North Korea & Iran and the DDoS Attack
What It Looks Like: Denial-of-service attacks have received a lot of attention this week because of the fight between Spamhaus and Cyberbunker, which resulted in the biggest ever DDoS attack ever. These rapid-fire attacks, which infect computers with malware to overwhelm and then shut down websites, were also responsible for the big bank attacks over the last few months, including Thursday's AmEx breach, which likely came from an Iranian hacker group called the Izz ad-Din al-Qassam Cyber Fighters. That South Korean hack the other day from North Korea was also likely of the DDoS variety. And denials of service are getting more powerful. The AmEx hack, for example, infected "infected powerful, commercial data centers with sophisticated malware and directed them to simultaneously fire at each bank, giving them the horsepower to inflict a huge attack," as The New York Times's Nicole Perlroth and David Sanger explain.
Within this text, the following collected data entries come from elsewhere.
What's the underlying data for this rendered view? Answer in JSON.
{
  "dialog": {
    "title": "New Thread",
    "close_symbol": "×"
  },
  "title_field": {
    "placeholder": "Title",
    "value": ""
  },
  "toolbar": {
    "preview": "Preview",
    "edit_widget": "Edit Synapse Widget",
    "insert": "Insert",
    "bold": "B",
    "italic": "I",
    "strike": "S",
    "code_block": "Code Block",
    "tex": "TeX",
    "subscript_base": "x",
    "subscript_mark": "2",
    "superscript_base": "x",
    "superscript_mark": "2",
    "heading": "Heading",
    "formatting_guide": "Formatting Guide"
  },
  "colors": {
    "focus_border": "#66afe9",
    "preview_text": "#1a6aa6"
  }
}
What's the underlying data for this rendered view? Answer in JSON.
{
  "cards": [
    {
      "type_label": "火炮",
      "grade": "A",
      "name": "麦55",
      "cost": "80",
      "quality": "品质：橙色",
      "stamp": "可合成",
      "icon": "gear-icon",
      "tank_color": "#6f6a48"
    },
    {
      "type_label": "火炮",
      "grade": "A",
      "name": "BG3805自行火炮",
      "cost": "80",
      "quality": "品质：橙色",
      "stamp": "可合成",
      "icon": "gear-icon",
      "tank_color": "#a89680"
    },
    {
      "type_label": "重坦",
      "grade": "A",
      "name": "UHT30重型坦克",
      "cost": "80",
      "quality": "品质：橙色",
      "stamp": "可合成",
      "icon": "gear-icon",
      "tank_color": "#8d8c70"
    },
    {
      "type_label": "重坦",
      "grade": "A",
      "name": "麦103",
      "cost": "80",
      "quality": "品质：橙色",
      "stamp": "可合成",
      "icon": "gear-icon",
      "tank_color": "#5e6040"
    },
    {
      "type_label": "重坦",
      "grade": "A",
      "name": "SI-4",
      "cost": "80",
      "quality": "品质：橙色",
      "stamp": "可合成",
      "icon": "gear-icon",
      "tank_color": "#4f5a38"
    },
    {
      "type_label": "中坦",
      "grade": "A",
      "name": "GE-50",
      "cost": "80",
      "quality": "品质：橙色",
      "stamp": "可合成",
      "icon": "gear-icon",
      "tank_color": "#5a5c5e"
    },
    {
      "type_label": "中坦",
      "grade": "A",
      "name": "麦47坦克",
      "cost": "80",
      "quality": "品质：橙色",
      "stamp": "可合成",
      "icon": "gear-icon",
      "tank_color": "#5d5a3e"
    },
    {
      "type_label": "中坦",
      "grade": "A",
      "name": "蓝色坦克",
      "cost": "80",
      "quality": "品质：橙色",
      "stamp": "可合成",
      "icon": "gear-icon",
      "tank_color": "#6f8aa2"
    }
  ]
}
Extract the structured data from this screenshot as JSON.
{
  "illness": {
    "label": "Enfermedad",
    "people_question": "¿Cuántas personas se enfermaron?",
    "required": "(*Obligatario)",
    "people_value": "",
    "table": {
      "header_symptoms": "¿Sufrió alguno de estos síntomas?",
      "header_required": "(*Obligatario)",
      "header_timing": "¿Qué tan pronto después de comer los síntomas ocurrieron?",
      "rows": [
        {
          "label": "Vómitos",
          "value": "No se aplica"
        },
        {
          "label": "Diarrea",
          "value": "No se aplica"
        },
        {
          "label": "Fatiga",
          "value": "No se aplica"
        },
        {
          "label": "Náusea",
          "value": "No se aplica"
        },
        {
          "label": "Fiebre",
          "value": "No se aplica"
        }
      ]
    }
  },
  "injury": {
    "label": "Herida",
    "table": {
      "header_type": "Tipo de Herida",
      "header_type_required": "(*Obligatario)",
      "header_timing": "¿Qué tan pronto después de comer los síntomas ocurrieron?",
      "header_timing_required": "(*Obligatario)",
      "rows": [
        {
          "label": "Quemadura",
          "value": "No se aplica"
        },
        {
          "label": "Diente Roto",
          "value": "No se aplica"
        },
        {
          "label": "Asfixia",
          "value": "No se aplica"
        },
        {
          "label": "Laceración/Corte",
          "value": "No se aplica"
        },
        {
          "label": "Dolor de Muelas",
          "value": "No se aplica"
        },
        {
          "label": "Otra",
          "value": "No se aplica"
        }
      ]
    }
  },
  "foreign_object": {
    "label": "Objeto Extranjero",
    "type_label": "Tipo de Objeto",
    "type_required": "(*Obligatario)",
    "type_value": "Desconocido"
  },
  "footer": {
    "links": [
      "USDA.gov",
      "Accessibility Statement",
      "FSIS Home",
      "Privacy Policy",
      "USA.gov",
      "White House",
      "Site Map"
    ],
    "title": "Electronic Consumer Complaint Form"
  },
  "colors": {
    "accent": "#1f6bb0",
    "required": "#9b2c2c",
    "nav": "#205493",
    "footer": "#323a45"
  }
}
Fear Factor: Very High. While some have accused the Times of being sensationalist with its use of "cyber warfare," the DDoS attacks have become more and more powerful, which is cause for concern. There are ways to close certain holes on the web's DNS servers that could ease the flood of relatively tame denial-of-service attacks, but when it comes to national security the U.S. is no match for China's hackers, who are trying to take down some of America's most crucial infrastructure. President Obama acknowledged the threat in his State of the Union address and recently met with major business leaders about cyber attacks. In addition to clandestine efforts to fight back against China's cyber fighters, though, the White House is now looking at something like sanctions: The latest government funding bill would make it harder for Chinese companies to sell tech products to a few federal agencies, according to Politico, although that's only minorly comforting. But Obama has ordered cyber attacks on Iran, after the famous Stuxnet worm targeted U.S. computer infrastructure.
Aaron Swartz, Matthew Keys & Weev and "Unauthorized Access"
Fear Factor: Low. The scary part is how vague the definition of a not scary hacking act has become. Authorities and bigger organizations and businesses tend to fear these kinds of attacks more than individuals, because it's usually the individuals (or Anonymous) use the highly illegal tactics to make often mundane points of their own.
...and Physical Cable Hacks
Fear Factor: Medium. It's definitely the most effective way to take out an entire country or continent's Internet. But, it's pretty conspicuous and not very precise. You've got to be a pretty smart underwater hacker to be an effective one.
There are certainly other types of "hacks" out there, but this should help clarify things the next time you're facing three frightening headlines about technology in one newspaper. China isn't coming after your Netflix account. But you should still probably dump that stupid password, beef up your email and computer security, and avoid the MIT server room. And the North Koreans. Those guys are up to no good.